Specifically, I am looking for information on how to write TPR file and NDX files (all atoms ) for a system using HTMD. Any code snippets or documentation you can provide on this topic would be greatly appreciated.

Thank you for your time and assistance with this matter. Please let me know if you require any additional information from me.

Best regards, Vas

stefdoerr commented 1 year ago

I assume you are talking about Gromacs? I don't have any experience with Gromacs file formats unfortunately although moleculekit can read .gro files IIRC. For generating tpr files you probably need to use gmx grompp but I cannot help you much further with that.

vas2201 commented 1 year ago

Thank you for your response and assistance. Gromacs is capable of creating the files I need. I performed adaptive MD simulations using htmd and produced xtc files, which I believe are in the Gromacs format (please correct me if I'm mistaken). These files were used for analyzing conformational changes, and the results were satisfactory.

Now, I want to apply the methyl relaxation analysis to the same files (as described in this reference: https://github.com/fahoffmann/MethylRelax). However, this analysis requires the use of the ndx and tpr files that were utilized during the simulations. To ensure consistency, I plan to attempt to generate the TPR and NDX files from htmd. I will also try using gmx to generate the necessary files, and hopefully, they will be compatible with the htmd xtc files.

stefdoerr commented 1 year ago

Good luck! I will close this as it's not something we actively support but if you reach any conclusions or want to share something feel free to add to the issue. I personally have no experience with GROMACS so I cannot help you much with it.

vas2201 commented 1 year ago

As I anticipated, the topology files and atom numbers generated by GROMACS and HTMD do not match. However, I plan to attempt a workaround by conducting simulations using output files from HTMD with GROMACS, as I have already achieved sufficient conformational sampling. In principle, this approach should work. Thanks for your help.

vas2201 commented 1 year ago

I have an alternative approach for methyls of AILV using HTMD for performing tICA analysis, in which I define a network of methyl groups within 10 angstroms, which are undergoing significant conformational changes. Ultimately, I plan to include dihedrals for these methyl groups to improve the construction of the tICA analysis. As I am new to coding, could you please review the following code and share your thoughts or suggestions for improvement?

import numpy as np
from htmd.ui import Molecule
from htmd.projections.metricdistance import MetricDistance
from htmd.simlist import simlist
from htmd.projections.metric import Metric

# Function to calculate distance matrix
def calculate_distance_matrix(coords):
    dists = np.sqrt(np.sum((coords[:, None] - coords) ** 2, axis=-1))
    return dists

# Load the molecule
mol = Molecule('./filtered/filtered.pdb') # Replace with your molecule file

# Apply periodic boundary conditions by wrapping the molecule
#mol.wrap()

# Select the methyl carbon atoms in A, I, L, V residues
sel1 = mol.atomselect('((resname ALA and name CB) or ' \
                                '(resname ILE and (name CD1 or name CG2)) or ' \
                                '(resname LEU and name CD1) or ' \
                                '(resname VAL and name CG1))')
sel2 = mol.atomselect('((resname ALA and name CB) or ' \
                                '(resname ILE and (name CD1 or name CG2)) or ' \
                                '(resname LEU and name CD1) or ' \
                                '(resname VAL and name CG1))')

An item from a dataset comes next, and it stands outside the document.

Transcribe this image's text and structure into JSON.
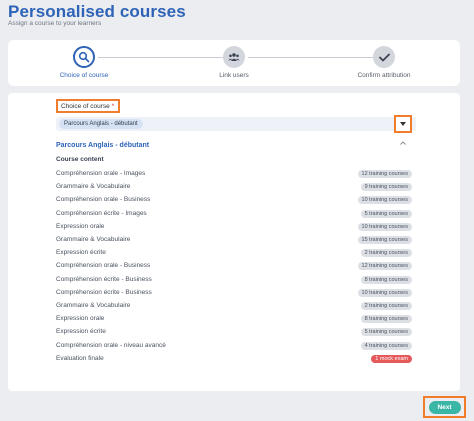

# Calculate the distance matrix for the selected atoms
coords = mol.coords[sel1, :, 0]
dists = calculate_distance_matrix(coords)

# Set the distance threshold to 10 angstroms and find atom pairs
threshold = 10
atom_pairs = np.argwhere(np.triu(dists < threshold, k=1))

# Create a MetricDistance object with the selected atom pairs and periodic distance calculations between selections
metric = MetricDistance(sel1=sel1, sel2=sel2, periodic='selections')
metr = Metric(fsims)
metr.set( MetricDistance(sel1=sel1, sel2=sel2, periodic='selections'))
data = metr.project()
data.fstep = 0.1
data.plotTrajSizes()
stefdoerr commented 1 year ago

You can also do the distance matrix with cdist from scipy https://docs.scipy.org/doc/scipy/reference/generated/scipy.spatial.distance.cdist.html which does all-against-all distances

The only "mistake" I see here (beyond the fact that you define the metric twice at the end) is that you are not using the atom_pairs array. You can use the pairs like this as an example. That way it will only calculate distances between those pairs which are under 10A in the first frame of your reference molecule. Keep in mind that if the reference molecule is not indicative of what happens in the rest of the simulations you might be missing out on other interactions.

        sel1 = np.array([0, 1, 2]).reshape(-1, 1)
        sel2 = np.array([1, 2, 3]).reshape(-1, 1)
        res = MetricDistance(sel1, sel2, periodic=None, pairs=True)